Solche Schematas stoßen ob ihrer beachtlichen Komplexitätsreduktionsleistung in postmodernen Zeiten auf große Sympathie, machen sie das Leben in so unübersichtlichen Zeiten wie den unserigen doch sehr leicht: Man weiß immer, wo die Bösen und wo die Guten stehen. Sag mir Deine Rasse und Dein Geschlecht und ich sage Dir, was für ein Mensch Du bist, lautet so das neue Glaubensbekenntnis der Gutmenschen. Aber der Komplexität des wirklichen Lebens werden solche Reduktionismen natürlich nicht gerecht.

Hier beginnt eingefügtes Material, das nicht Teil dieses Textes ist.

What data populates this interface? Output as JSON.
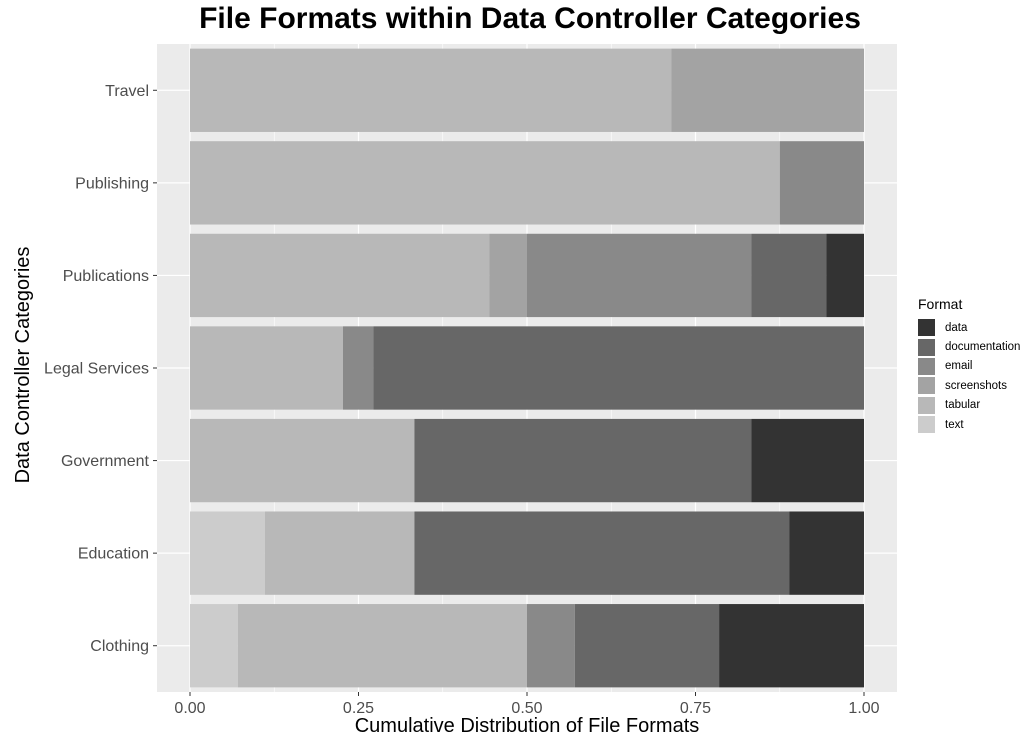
{
  "chart_data": {
    "type": "bar",
    "orientation": "horizontal",
    "stacked": true,
    "title": "File Formats within Data Controller Categories",
    "xlabel": "Cumulative Distribution of File Formats",
    "ylabel": "Data Controller Categories",
    "xlim": [
      0,
      1
    ],
    "x_ticks": [
      "0.00",
      "0.25",
      "0.50",
      "0.75",
      "1.00"
    ],
    "x_tick_values": [
      0,
      0.25,
      0.5,
      0.75,
      1.0
    ],
    "categories": [
      "Travel",
      "Publishing",
      "Publications",
      "Legal Services",
      "Government",
      "Education",
      "Clothing"
    ],
    "stack_order": [
      "text",
      "tabular",
      "screenshots",
      "email",
      "documentation",
      "data"
    ],
    "series": [
      {
        "name": "text",
        "values": [
          0,
          0,
          0,
          0,
          0,
          0.111,
          0.071
        ]
      },
      {
        "name": "tabular",
        "values": [
          0.714,
          0.875,
          0.444,
          0.227,
          0.333,
          0.222,
          0.429
        ]
      },
      {
        "name": "screenshots",
        "values": [
          0.286,
          0,
          0.056,
          0,
          0,
          0,
          0
        ]
      },
      {
        "name": "email",
        "values": [
          0,
          0.125,
          0.333,
          0.045,
          0,
          0,
          0.071
        ]
      },
      {
        "name": "documentation",
        "values": [
          0,
          0,
          0.111,
          0.728,
          0.5,
          0.556,
          0.214
        ]
      },
      {
        "name": "data",
        "values": [
          0,
          0,
          0.056,
          0,
          0.167,
          0.111,
          0.215
        ]
      }
    ],
    "colors": {
      "data": "#333333",
      "documentation": "#676767",
      "email": "#898989",
      "screenshots": "#a3a3a3",
      "tabular": "#b8b8b8",
      "text": "#cccccc"
    },
    "grid": true,
    "panel_background": "#ebebeb",
    "legend": {
      "title": "Format",
      "position": "right",
      "items": [
        "data",
        "documentation",
        "email",
        "screenshots",
        "tabular",
        "text"
      ]
    }
  }
}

Ein Blick dazu in die hl. Schrift:
Gott befreite sein erwähltes Volk aus dem Sklavenhaus Ägypten, aber was ist mit den Ägyptern, die Opfer der göttlichen Befreiung geworden sind, die Mutter, die um ihr Kind trauert, den Gottes Engel getötet hat. Ist nun der Exodus des jüdischen Volkes umzuschreiben aus der Perspektive der ägyptischen Opfer? Und wie steht es mit den vielen von Israel Getöteten bei der Einnahme des ihm von Gott zugesagtem Land? Waren das nicht alles Opfer des jüdischen Eroberungswillens. Aber Israel war das von Gott erwählte Volk, Gott hat weder die Ägypter noch die Völker erwählt, die Israel vertilgte, um das Land selbst in Besitz zu nehmen. Hier stünden sich dann die Opfer als die Nichterwählten den Tätern als den Erwählten gegenüber. Gilt nun für den christlichen Leser die Sympathiepflicht für die Opfer, die Eroberten oder für die Eroberer, die Täter, weil sie das von Gott erwählte Volk sind?